早期胃癌ESD後潰瘍に対する生体吸収性ポリグリコール酸シートとフィブリン製剤併用による潰瘍カバー療法の効果

演者 柴田 知行(藤田保健衛生大・消化管内科)
共同演者 石塚 隆充(藤田保健衛生大・消化管内科), 米村 穣(藤田保健衛生大・消化管内科), 田原 智満(藤田保健衛生大・消化管内科), 大久保 正明(藤田保健衛生大・消化管内科), 市川 裕一朗(藤田保健衛生大・消化管内科), 平田 一郎(藤田保健衛生大・消化管内科)
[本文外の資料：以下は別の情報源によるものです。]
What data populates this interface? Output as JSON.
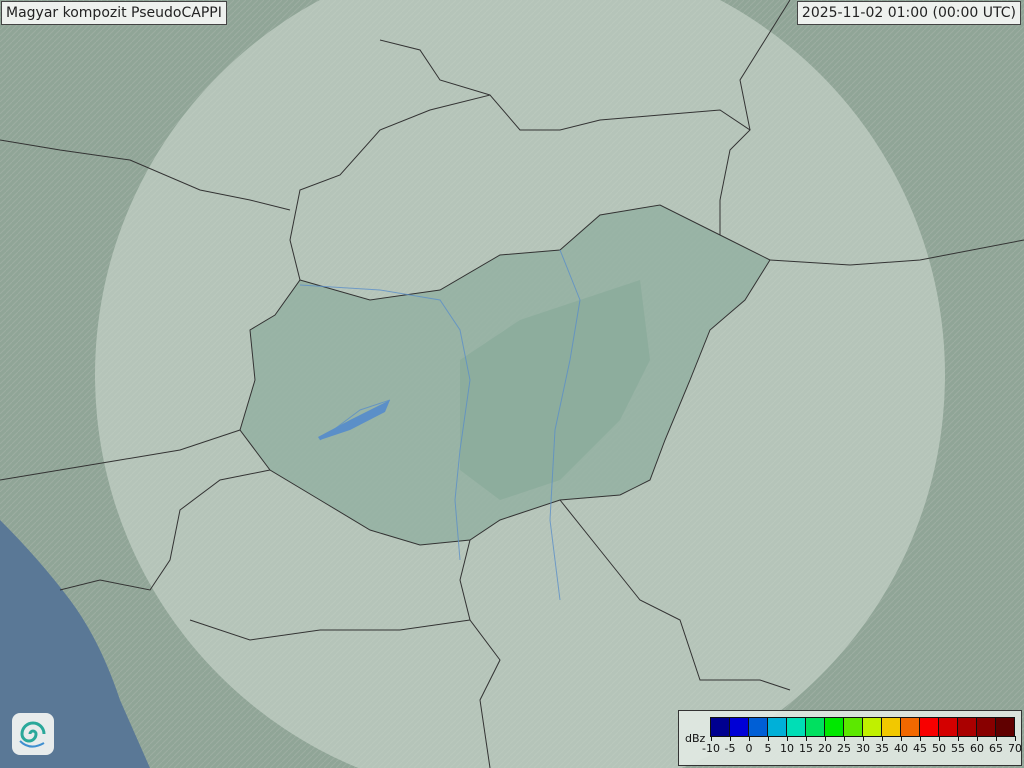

抄録 【背景及び目的】生体吸収性ポリグリコール酸シート(ネオベール,グンゼ)・フィブリン糊(ベリプラスト,CSLベーリング)併用療法はこれまで手術時に用いられる事が多かった.最近,その密封効果が注目され内視鏡の分野でも応用される様になった.本研究は,生体吸収性シートとフィブリン糊併用療法による早期胃癌内視鏡的治療後の潰瘍シール効果及び治癒への影響を評価することを目的とした.【方法】対象は胃の早期胃癌に対しESDを施行した9名.腫瘍剥離後にできた潰瘍に対し生体吸収性シートを用いて被覆し,フィブリン糊を散布して固定した.潰瘍治療のために術後プロトンポンプ阻害剤(PPI)を使用し,粘膜防御剤を8週間併用した.潰瘍からの出血の状況と治癒経過を見るためにESD後1日,7日,28日,56日後に内視鏡を施行した.【結果】ESD後1日,7日の内視鏡所見では凝血状の所見は2例で認めたものの出血兆候は1例も認められず,止血操作は施行されなかった.ESD後28日の内視鏡観察した7例では1例瘢痕化していた.56日後の内視鏡観察では9例中1例に白苔の残存を認めた.後出血症例は認めなかった.ESD前後1週間のHbの変動は13.1から12.7であった.平均の病変剥離時間は85分であったのに対し平均ESD全施行時間は130分であり,シート装着時間に30分程度かかると考えられた.【結論】生体吸収性ポリグリコール酸シート・フィブリン糊併用療法は,ESD後の人工潰瘍からの出血予防に有用であり,止血操作の省略に役立った.潰瘍治癒速度も未使用群と同等であり今後のESD後潰瘍に対する治療手順として有用であると考えられた.操作時間は課題として更に検討すべきと考えられた.